Hello, everyone, and welcome to the middle of the week. This is an accomplishment worthy of celebration, yes? After all, you made it this far. Just consider the alternatives. So why not grab a cup of stimulation as you prepare for the deluge. Our own flavor, for those keeping track, is Rain Forest Nut. Meanwhile, here are a few tidbits to help you along. Hope you have another smashing day and conquer the world …
The Alabama Department of Corrections says Pfizer’s decision to restrict use of its drugs for capital punishment won’t affect the state’s ability to carry out executions, the Montgomery Advertiser says. Under Alabama’s execution protocol, a condemned inmate is injected with three drugs on Pfizer’s banned list. But the state will not say where it obtains drugs used in executions, and has rejected Freedom of Information Act requests on the subject.
AbbVie suffered a blow as the US Patent and Trademark Office agreed to review a key patent for its Humira rheumatoid arthritis treatment. The move is a boost for Coherus BioSciences, which later this plans to seek approval to sell a biosimilar version of the best-selling drug. The key patent expires in December, but AbbVie has taken dozens of patents in hopes of thwarting competition until 2022. Credit Suisse analyst Vamil Divan notes that this is an “important setback” to AbbVie, but expects a final decision, including appeals, to take one to two years.
Braeburn Pharmaceuticals is proceeding with plans for a $20 million expansion in Durham, N.C., after all, despite the controversial law governing gender and bathroom use, the Triangle Business Journal tells us. While executives at the company insisted they do not support the legislation, they consider “Durham County’s strong record on non-discrimination against the LGBT community” as a reason to move ahead with the expansion.
As AstraZeneca chief executive Pascal Soriot struggles to reinvent the drug maker, he says that keeping employees edgy as part of a reorganization is a good thing. “In the past, we’ve had too much stability,” he tells Reuters. “We had people who never moved and turnover of 1 or 2 percent. That might sound good but it’s actually not, because you don’t have new ideas flowing through the place.” Meanwhile, the company suffered a setback when a late-stage trial showed its recently approved Lynparza ovarian cancer drug failed to increase overall survival significantly.
Short seller Andrew Left of Citron Research is challenging Mallinckrodt to do a clinical trial of its Achtar drug, which is used to treat seizures in infants and costs $23,000 a vial, according to TheStreet. “Mallinckrodt is squeaking by without anyone talking about it. Mallinckrodt makes Valeant look like a bunch of choirboys,” Left said.
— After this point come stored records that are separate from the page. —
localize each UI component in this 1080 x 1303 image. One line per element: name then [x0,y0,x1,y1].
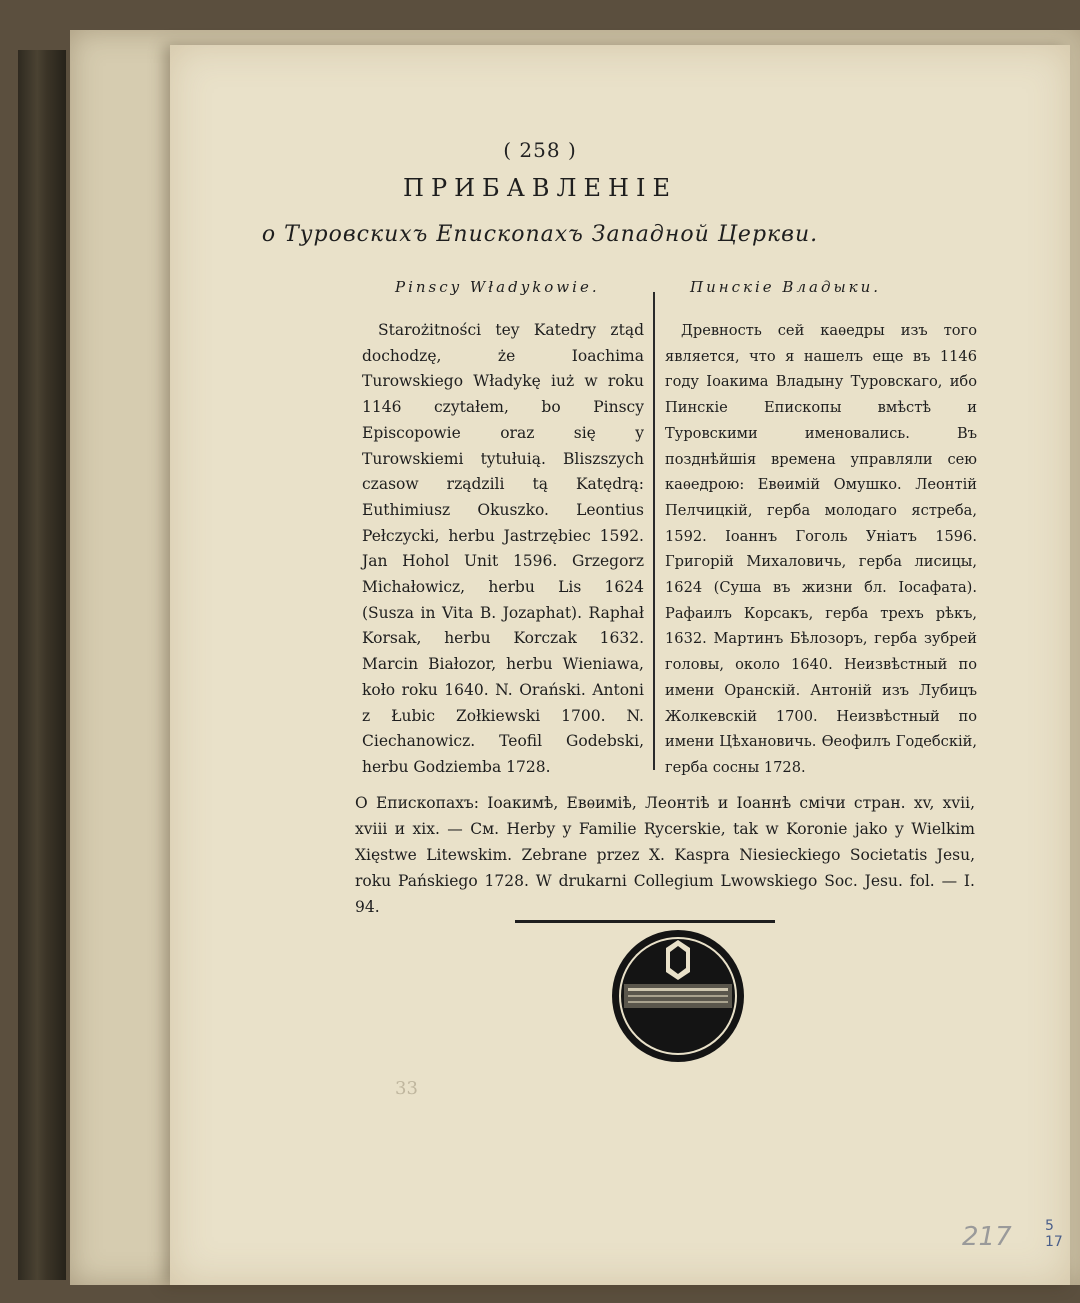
footnote [355,790,975,920]
footnote-text: О Епископахъ: Іоакимѣ, Евѳиміѣ, Леонтіѣ и Іоаннѣ смічи стран. xv, xvii, xviii и xix. — См. Herby y Familie Rycerskie, tak w Koronie jako y Wielkim Xięstwe Litewskim. Zebrane przez X. Kaspra Niesieckiego Societatis Jesu, roku Pańskiego 1728. W drukarni Collegium Lwowskiego Soc. Jesu. fol. — I. 94. [355,794,975,916]
column-divider [653,292,655,770]
left-column-text [362,318,644,781]
blue-pencil-annotation: 5 17 [1045,1218,1063,1250]
library-stamp-icon [610,928,746,1064]
bleed-through-number: 33 [395,1078,418,1099]
page-subtitle: о Туровскихъ Епископахъ Западной Церкви. [261,222,819,247]
right-column-heading: Пинскіе Владыки. [690,278,882,296]
left-column-heading: Pinscy Władykowie. [395,278,600,296]
pencil-annotation: 217 [962,1222,1012,1252]
right-column-text [665,318,977,781]
left-column-paragraph: Starożitności tey Katedry ztąd dochodzę, że Ioachima Turowskiego Władykę iuż w roku 1146 czytałem, bo Pinscy Episcopowie oraz się y Turowskiemi tytułuią. Bliszszych czasow rządzili tą Katędrą: Euthimiusz Okuszko. Leontius Pełczycki, herbu Jastrzębiec 1592. Jan Hohol Unit 1596. Grzegorz Michałowicz, herbu Lis 1624 (Susza in Vita B. Jozaphat). Raphał Korsak, herbu Korczak 1632. Marcin Białozor, herbu Wieniawa, koło roku 1640. N. Orański. Antoni z Łubic Zołkiewski 1700. N. Ciechanowicz. Teofil Godebski, herbu Godziemba 1728. [362,321,644,776]
right-column-paragraph: Древность сей каѳедры изъ того является, что я нашелъ еще въ 1146 году Іоакима Владыну Туровскаго, ибо Пинскіе Епископы вмѣстѣ и Туровскими именовались. Въ позднѣйшія времена управляли сею каѳедрою: Евѳимій Омушко. Леонтій Пелчицкій, герба молодаго ястреба, 1592. Іоаннъ Гоголь Уніатъ 1596. Григорій Михаловичь, герба лисицы, 1624 (Суша въ жизни бл. Іосафата). Рафаилъ Корсакъ, герба трехъ рѣкъ, 1632. Мартинъ Бѣлозоръ, герба зубрей головы, около 1640. Неизвѣстный по имени Оранскій. Антоній изъ Лубицъ Жолкевскій 1700. Неизвѣстный по имени Цѣхановичь. Ѳеофилъ Годебскій, герба сосны 1728. [665,322,977,776]
section-divider [515,920,775,923]
page-number: ( 258 ) [503,138,577,162]
page-title: ПРИБАВЛЕНІЕ [403,174,677,202]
The company is “robbing from the healthcare system.” If the company runs a trial, he said he would donate $1 million to charity.
Roche is closing a plant in Clarecastle, Ireland, and eliminating 240 jobs on a phased basis between 2018 and 2019 after failing to find a buyer for the facility, Newstalk reports.
The US Food and Drug Administration granted accelerated approval of Bristol-Myers Squibb’s Opdivo to treat patients with classical Hodgkin lymphoma, Pharma Times says.
The cofounders of Capsule want to eliminate the inventory problems and delays in filling prescriptions by offering an app and then delivering meds by bicycle in New York, MedCity News informs us.
A 2014 study by Novartis found that a drug called rapamycin appeared to bolster the immune system in older patients and early results in aging dogs suggest the drug is helping them, too, the New York Times tells us.
Catalyst Pharmaceuticals is reducing its workforce following a refusal by the FDA to accept its application for a rare disease drug, the South Florida Business Journal writes.
A federal appeals court ruled that a Merck KGaA patent — linked to two of Bayer’s oral contraceptives — is invalid because ingredients in the drug were offered for sale before the patent was filed, Regulatory Focus reports..
More drug discovery work will be outsourced this year as drug makers look to reduce the risk of failure and cost-cutting continues, according to Outsourcing Pharma.
Swedish regulators pulled a good manufacturing practices certificate from Bend Research, calling its plans to address deviations at its Oregon plant “partly unacceptable,” InPharma Technologist says.
If the State of Alabama is using non FDA approved drugs a lawyer for the condemned should file a restraining order.
The concept of a double-blind trial to prove the safety and effectiveness of an execution cocktail is more than I can process at the moment.
One could argue that this is a great bit of management wisdom from the head of AZ – “he says that keeping employees edgy as part of a reorganization is a good thing.” It implies that it’s something you should work at doing when in reality it’s included in the process. And it often isn’t a value for the victims, uh ‘the associates,’ but that may be a failure of perspective on my part.
@Observer, when lethal injection was first legalized there were motions filed on behalf of condemned prisoners that lethal injection constituted cruel and unusual punishment because the cocktail was a combination product that had never been specifically approved by FDA for executions. To this day these drugs are still being used “off label”.